As a programmer, I’m constantly learning new things - and should be taking notes on them. There are a lot of strategies for doing this, which will be discussed later. However, none of these strategies effectively captures the several key properties that are of particular interest to a programmer (and to several other professions). The problem is to enable the programmer to develop and build their own personal repository of knowledge in a useful ontology that also facilitates in-band exploration of ideas. A useful system will
- Provide a mechanism for capturing thoughts and knowledge
- Provide tooling for organising this collection
- Support small programs alongside information to demonstrate ideas
- Allow the programmer to share knowledge with other programmers
As mentioned before, there is quite a bit of related work:
- Wikis are useful in that they provide an easy way to organise and capture knowledge. There are limits to these: the more featured examples require running on a server (usually to facilitate information sharing), and those that don’t are harder to synchronise with other users.

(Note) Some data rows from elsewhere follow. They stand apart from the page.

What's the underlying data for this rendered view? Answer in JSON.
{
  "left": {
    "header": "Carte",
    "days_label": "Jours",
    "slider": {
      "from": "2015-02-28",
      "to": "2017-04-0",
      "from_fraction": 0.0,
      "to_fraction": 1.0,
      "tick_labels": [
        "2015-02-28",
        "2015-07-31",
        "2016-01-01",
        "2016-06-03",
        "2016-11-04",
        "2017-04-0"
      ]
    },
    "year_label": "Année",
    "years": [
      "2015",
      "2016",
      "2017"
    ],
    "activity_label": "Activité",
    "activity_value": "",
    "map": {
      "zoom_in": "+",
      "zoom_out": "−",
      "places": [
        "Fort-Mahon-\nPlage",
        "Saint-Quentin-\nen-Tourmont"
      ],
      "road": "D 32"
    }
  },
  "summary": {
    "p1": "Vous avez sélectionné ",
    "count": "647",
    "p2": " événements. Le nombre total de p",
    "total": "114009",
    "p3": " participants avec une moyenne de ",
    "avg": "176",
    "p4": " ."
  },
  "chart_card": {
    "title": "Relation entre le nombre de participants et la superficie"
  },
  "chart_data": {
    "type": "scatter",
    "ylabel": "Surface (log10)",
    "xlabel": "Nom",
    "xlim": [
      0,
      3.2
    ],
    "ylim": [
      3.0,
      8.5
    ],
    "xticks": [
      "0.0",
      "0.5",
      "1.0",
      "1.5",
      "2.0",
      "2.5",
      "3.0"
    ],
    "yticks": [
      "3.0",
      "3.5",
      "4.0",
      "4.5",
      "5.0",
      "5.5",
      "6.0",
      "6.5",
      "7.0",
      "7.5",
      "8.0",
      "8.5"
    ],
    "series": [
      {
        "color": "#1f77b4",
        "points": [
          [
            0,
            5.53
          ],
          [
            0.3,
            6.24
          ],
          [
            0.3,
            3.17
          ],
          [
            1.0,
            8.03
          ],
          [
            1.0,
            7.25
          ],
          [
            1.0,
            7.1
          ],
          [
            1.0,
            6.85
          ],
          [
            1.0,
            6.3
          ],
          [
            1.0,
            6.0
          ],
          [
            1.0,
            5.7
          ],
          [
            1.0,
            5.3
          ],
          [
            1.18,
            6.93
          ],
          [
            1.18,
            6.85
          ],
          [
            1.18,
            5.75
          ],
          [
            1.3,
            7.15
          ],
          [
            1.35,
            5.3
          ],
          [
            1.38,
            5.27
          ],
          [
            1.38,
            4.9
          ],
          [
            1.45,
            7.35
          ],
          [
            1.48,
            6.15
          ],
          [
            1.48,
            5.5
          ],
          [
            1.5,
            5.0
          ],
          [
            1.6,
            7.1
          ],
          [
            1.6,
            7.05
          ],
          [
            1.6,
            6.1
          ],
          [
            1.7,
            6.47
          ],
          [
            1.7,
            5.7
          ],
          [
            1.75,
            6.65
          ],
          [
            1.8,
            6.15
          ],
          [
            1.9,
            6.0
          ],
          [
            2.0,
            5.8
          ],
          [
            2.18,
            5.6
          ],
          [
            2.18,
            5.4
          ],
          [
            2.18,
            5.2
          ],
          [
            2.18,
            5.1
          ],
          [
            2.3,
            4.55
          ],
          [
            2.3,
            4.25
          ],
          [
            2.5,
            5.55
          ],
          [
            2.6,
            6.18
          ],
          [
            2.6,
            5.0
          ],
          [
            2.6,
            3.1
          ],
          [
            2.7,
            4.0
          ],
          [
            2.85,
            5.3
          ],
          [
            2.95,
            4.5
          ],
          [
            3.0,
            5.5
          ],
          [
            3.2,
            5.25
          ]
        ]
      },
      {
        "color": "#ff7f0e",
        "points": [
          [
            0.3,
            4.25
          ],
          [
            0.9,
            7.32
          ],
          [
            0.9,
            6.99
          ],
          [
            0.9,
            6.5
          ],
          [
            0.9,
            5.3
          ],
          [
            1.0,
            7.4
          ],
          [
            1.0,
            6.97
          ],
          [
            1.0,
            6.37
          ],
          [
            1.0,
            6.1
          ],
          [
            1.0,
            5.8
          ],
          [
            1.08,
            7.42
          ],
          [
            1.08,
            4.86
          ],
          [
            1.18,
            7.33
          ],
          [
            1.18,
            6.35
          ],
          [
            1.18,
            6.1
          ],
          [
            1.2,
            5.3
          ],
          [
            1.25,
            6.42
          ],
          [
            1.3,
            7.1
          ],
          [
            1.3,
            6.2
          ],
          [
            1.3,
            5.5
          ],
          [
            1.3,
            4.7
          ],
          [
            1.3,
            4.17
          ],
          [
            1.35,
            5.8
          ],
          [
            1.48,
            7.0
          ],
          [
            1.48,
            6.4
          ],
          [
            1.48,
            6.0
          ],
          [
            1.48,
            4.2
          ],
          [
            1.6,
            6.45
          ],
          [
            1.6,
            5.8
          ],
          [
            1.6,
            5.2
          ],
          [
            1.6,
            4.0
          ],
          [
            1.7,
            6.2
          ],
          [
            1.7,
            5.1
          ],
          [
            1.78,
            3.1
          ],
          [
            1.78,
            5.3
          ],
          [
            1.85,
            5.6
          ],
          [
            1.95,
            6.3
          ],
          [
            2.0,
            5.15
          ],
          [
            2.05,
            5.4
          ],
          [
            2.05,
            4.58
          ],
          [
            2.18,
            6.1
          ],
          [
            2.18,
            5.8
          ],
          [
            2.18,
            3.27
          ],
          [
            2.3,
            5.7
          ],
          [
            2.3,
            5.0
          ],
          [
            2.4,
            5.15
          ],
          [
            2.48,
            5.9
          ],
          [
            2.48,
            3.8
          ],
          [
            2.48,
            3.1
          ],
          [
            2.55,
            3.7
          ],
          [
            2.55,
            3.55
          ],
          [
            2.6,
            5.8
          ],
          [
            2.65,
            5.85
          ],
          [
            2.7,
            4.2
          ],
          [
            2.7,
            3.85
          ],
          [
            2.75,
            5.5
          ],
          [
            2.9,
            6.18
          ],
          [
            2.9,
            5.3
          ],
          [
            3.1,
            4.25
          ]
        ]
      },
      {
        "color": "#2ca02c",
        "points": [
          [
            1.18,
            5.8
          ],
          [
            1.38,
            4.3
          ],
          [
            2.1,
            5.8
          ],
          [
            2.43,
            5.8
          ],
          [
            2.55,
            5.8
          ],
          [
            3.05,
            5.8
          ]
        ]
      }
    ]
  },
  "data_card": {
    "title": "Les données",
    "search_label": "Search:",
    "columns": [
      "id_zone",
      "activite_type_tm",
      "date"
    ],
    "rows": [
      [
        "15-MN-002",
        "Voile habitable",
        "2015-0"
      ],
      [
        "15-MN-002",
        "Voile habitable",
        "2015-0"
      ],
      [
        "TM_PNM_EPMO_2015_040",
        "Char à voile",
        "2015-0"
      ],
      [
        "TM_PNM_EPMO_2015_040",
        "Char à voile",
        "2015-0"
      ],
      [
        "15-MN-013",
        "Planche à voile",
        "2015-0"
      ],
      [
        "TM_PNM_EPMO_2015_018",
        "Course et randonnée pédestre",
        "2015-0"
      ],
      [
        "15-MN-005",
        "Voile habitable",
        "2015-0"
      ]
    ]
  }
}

- Jupyter notebooks are useful explorations of a particular topic, but they suffer from a few misfeatures: they have a shared lexical environment and their only real built-in organisational feature is a tree structure with hyperlinks.
- Many programmers keep a collection of notes as plaintext files stored locally and perhaps synchronised across multiple machines via source control (e.g. git) or a networked file system (like Dropbox or Google Drive).
The approach taken by GraphBook, as the name might imply, is a notebook where the pages are organised as a graph of nodes. In its current nascent state, many details are still being explored. However, the following basic structure is currently being pursued:
- A notebook is a graph: a collection of nodes that are linked to other nodes.
- The persisted form of the notebook should be suitable for synchronisation via a network file system.
- The notebook can run as a local process that can provide a server interface over the notebook. A peer-to-peer scheme (like a DHT) could provide remote access and sharing.
- A sandboxed execution environment will provide the opportunity for programs to be embedded alongside other forms of knowledge capture (like plaintext).
The goals of this project are to provide such an interface that can operate as a useful extension of the programmer, with programs as illustrations of ideas. The end result should be something of a cross between a wiki, a code snippet store, and a Jupyter notebook.
Current ideas for the sandboxed environment are
- A WASM virtual machine.
- A built-in Scheme interpreter.
- Shelling out to a program on the user’s machine, e.g. a Lua interpreter.
The source code is available on Github.